After years of angry tourists, controversy, confusion and negative publicity regarding the Destination Marketing Fee (DMF), Niagara Falls Mayor Jim Diodati knew something needed to be done to fix the problem. That something was a standardized $2 per room, per night fee that will begin Jan. 1 and apply to all accommodations in the city. It is estimated to generate around $5 million annually. City council passed staff’s recommendation of the fee at this week’s council meeting.
The fee will be in place for five years and will be reviewed after three years. Funds generated will support major events in Niagara Falls like the New Year’s Eve celebration, fireworks and concerts. The newly formed Niagara Falls Hotel Association will distribute the funds. There are currently 132 hotels/motels in Niagara Falls for a total of 13,500 rooms.

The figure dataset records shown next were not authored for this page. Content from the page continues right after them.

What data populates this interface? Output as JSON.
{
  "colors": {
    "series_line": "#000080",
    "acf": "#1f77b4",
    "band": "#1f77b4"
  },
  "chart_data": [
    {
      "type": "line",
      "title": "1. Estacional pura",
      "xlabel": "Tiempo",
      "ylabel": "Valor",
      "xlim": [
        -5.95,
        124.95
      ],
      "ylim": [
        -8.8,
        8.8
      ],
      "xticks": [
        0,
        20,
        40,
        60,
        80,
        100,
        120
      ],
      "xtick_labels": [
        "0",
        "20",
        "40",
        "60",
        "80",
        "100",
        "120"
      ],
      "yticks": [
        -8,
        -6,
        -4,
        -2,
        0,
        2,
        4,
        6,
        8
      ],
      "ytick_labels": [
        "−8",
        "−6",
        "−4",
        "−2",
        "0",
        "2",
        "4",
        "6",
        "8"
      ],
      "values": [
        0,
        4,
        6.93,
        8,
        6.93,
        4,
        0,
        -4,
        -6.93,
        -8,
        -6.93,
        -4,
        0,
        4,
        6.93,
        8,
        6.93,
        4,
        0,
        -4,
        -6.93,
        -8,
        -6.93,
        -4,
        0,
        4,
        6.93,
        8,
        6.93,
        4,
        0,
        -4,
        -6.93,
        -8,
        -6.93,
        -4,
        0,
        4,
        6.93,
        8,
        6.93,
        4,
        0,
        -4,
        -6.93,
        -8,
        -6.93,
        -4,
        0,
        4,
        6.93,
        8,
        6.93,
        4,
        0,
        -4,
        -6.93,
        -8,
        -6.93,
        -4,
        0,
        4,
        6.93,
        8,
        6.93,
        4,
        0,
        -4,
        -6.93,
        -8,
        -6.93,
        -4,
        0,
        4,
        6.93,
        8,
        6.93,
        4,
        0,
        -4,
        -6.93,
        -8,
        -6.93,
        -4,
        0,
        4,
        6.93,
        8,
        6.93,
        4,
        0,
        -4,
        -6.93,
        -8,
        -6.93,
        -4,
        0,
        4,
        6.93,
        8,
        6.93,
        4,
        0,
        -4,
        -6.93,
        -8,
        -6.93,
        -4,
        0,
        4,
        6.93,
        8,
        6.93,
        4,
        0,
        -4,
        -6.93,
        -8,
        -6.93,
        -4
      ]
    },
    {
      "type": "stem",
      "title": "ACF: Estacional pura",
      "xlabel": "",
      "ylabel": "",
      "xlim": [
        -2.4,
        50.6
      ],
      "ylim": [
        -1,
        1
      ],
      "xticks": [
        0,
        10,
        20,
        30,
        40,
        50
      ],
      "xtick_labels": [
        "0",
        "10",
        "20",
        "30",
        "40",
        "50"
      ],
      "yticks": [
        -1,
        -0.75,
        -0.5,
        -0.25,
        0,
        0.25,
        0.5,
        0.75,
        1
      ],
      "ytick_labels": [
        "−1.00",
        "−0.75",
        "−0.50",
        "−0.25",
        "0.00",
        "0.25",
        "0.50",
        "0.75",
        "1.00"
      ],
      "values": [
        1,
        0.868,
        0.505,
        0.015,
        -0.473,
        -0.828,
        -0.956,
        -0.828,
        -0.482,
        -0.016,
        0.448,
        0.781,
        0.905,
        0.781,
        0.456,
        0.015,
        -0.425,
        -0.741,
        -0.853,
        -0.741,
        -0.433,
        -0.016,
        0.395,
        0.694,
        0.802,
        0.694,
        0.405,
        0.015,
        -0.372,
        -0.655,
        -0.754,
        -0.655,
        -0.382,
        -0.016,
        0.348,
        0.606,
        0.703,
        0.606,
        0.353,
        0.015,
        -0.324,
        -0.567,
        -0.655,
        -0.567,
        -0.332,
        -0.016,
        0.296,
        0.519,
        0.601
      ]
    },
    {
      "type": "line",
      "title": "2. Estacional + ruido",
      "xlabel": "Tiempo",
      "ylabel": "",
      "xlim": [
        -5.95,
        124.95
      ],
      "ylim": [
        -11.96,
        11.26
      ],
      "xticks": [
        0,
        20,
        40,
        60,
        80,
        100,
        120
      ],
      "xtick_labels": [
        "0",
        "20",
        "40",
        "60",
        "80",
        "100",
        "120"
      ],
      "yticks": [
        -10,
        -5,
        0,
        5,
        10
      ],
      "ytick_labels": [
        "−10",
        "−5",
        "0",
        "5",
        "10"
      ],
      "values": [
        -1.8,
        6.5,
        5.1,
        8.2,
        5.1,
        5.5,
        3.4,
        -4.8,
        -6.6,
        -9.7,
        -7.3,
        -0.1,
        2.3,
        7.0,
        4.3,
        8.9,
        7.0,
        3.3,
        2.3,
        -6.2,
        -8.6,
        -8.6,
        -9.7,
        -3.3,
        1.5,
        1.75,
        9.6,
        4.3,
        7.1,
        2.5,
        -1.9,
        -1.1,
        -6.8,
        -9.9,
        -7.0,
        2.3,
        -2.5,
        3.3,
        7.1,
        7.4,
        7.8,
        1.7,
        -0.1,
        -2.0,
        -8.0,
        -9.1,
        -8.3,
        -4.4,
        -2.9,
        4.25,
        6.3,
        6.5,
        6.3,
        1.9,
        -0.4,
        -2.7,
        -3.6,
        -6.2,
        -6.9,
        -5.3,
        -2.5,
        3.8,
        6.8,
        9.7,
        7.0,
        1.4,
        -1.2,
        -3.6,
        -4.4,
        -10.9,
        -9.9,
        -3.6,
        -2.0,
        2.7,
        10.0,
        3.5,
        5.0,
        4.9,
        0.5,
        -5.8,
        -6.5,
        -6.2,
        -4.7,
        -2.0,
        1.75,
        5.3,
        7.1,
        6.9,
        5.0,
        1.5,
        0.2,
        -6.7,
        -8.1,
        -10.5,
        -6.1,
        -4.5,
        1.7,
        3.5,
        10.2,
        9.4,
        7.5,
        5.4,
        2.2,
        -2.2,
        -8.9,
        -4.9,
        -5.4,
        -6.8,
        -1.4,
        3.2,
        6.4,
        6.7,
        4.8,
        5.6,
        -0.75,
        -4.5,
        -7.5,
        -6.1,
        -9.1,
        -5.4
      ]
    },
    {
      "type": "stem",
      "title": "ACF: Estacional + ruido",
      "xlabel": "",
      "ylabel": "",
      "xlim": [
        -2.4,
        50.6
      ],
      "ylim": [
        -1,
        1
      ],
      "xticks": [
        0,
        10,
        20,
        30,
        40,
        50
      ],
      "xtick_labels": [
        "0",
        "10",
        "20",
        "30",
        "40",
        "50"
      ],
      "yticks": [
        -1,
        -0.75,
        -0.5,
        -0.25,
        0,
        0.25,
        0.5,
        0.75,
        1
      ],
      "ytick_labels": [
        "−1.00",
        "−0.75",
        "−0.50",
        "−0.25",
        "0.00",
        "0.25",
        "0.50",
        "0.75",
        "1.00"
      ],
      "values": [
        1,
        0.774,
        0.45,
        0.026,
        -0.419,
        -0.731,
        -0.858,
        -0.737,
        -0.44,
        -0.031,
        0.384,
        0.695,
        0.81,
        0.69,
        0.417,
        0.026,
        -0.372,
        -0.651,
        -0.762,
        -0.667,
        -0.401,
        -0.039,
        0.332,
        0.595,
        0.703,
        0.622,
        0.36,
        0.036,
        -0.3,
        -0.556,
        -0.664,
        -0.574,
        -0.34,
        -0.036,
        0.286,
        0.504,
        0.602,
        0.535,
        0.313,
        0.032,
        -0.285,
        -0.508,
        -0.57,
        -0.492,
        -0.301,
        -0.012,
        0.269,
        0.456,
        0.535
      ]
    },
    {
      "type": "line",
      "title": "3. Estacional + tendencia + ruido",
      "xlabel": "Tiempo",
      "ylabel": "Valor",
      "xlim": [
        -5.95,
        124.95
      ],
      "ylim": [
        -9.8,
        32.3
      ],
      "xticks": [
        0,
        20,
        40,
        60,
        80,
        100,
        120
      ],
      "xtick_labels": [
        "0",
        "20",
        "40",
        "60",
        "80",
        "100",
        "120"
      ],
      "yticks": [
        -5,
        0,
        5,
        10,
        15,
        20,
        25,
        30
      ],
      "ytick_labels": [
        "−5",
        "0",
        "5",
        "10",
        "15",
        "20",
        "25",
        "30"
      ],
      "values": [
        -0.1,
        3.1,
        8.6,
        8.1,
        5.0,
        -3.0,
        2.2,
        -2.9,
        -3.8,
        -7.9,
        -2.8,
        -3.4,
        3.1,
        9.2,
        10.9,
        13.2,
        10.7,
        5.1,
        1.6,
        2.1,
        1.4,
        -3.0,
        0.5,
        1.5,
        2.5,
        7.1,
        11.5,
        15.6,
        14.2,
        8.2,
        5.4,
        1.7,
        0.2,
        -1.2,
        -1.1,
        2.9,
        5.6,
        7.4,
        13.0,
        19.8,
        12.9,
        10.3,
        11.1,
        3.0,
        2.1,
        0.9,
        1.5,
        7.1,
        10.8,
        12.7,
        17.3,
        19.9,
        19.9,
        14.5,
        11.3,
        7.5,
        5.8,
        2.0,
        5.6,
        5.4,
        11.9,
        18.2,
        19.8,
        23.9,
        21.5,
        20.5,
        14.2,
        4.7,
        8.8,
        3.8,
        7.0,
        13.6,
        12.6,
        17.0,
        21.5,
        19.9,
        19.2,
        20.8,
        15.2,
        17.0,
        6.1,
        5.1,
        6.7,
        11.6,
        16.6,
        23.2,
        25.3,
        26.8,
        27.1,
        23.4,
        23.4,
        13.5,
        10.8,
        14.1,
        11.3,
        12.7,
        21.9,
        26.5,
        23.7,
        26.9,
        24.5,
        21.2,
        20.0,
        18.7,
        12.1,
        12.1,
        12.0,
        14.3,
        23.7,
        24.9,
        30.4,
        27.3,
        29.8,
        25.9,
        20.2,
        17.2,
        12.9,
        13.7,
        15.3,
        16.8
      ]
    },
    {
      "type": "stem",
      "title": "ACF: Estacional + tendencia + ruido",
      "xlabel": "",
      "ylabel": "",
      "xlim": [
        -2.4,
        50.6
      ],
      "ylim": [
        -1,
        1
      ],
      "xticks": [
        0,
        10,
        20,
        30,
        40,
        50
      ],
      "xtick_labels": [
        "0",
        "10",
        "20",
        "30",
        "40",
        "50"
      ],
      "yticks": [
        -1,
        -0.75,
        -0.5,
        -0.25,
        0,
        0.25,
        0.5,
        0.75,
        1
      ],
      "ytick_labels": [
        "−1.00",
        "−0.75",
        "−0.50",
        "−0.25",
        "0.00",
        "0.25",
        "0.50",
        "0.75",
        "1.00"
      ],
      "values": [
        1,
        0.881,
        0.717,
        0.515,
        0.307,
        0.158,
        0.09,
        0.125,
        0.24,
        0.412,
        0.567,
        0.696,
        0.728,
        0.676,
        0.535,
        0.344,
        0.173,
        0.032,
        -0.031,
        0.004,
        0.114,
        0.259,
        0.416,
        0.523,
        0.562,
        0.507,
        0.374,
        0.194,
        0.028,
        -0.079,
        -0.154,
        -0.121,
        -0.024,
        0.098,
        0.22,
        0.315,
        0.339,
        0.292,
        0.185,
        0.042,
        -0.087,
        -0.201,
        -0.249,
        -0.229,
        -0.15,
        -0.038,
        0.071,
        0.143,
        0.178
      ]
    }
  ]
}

There is no impact on the 2018 budget as the funds are being collected on a go-forward basis. Money collected this year will show up in the 2019 budget.
Toronto city council passed a four per cent tax on hotel accommodations, known as the Municipal Accommodation Tax or MAT that began on April 1.
The troubling issues with the DMF was brought to public light by Niagara Falls journalists John Law and Ray Spiteri who unveiled the numerous problems and confusion around the “tax” on tourists. The Liberal government has allowed for destination marketing fees since 2004 in tourist communities across the province. However, there were no real guidelines from the province which resulted in a Wild West type scenario. The amount being collected varied from one business to the next. Some businesses told customers it was mandatory while others waived the fee if customers requested it be taken off their bill. Other businesses didn’t charge the fee at all.
The Niagara Falls Hotel Association still needs to address if establishments other than hotels such as restaurants, will no longer charge a point-of-purchase sale fee to tourists.
The only councillor to vote against the new fee was Wayne Campbell who still had some concerns. Two of Campbell’s main concerns were he would have rather seen something like the four per cent fee similar to what Toronto implemented and he has reservations with adding another level of bureaucracy in the form of the Niagara Falls Hotel Association.